Sí sabía de lo que me hablaba y, sí, era cierto. Así que ya podía ir quitando sus putas garras de mi Señor Jeon y metérselas por el culo. El señor Francis, levantó su cabeza de tupé repeinado y se alejó sin decir nada más.

—Ahora mismo la tengo muy dura, Jimin—me susurró Jung Kook al oído—. Vamos al baño.

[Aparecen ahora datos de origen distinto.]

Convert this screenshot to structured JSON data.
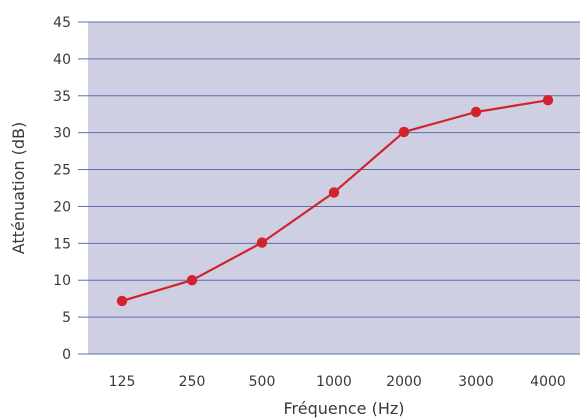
{
  "chart_data": {
    "type": "line",
    "title": "",
    "xlabel": "Fréquence (Hz)",
    "ylabel": "Atténuation (dB)",
    "categories": [
      "125",
      "250",
      "500",
      "1000",
      "2000",
      "3000",
      "4000"
    ],
    "series": [
      {
        "values": [
          7.2,
          10.0,
          15.1,
          21.9,
          30.1,
          32.8,
          34.4
        ],
        "color": "#d1232d"
      }
    ],
    "ylim": [
      0,
      45
    ],
    "yticks": [
      "0",
      "5",
      "10",
      "15",
      "20",
      "25",
      "30",
      "35",
      "40",
      "45"
    ],
    "grid": true,
    "colors": {
      "plot_background": "#cfcfe4",
      "grid_line": "#5a6fa8",
      "axis_line": "#5a6fa8",
      "text": "#3a3a3a"
    }
  }
}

No era el mejor momento, pero fuimos igualmente. Era peligroso, muy peligroso hacer aquello y me ponía de los nervios que Jung Kook no supiera dejar de jadear en alto. Trataba de hacerle parar, pero él solo sonreía y volvía a meter la polla dentro de mi boca. Yo prefería hacérselo en casa o en el coche, en lugares discretos en los que poder disfrutarlo; no en un baño del museo al que podría entrar cualquiera en cualquier momento. No era que nos oyeran lo que me incomodaba, lo que incomodaba era que ese alguien podría ser uno de los reporteros y periodistas que iban y venían, esos que podrían hundirle la vida al Señor Jeon.

Lo bueno era que, después de correrse, Jung Kook siempre estaba mucho más relajado. Su sonrisa era más suave y las conversaciones que mantenía con los demás no se limitaban a asentir, negar y soltar una breve carcajada muy ensayada. Lo malo es que se ponía un poco más... ¿cariñoso? No era una palabra que quisiera utilizar para describir al Señor Jeon, pero sí que le gustaba colocar la mano en mi espalda y acariciarla muy sutilmente, aunque estuviéramos delante de gente.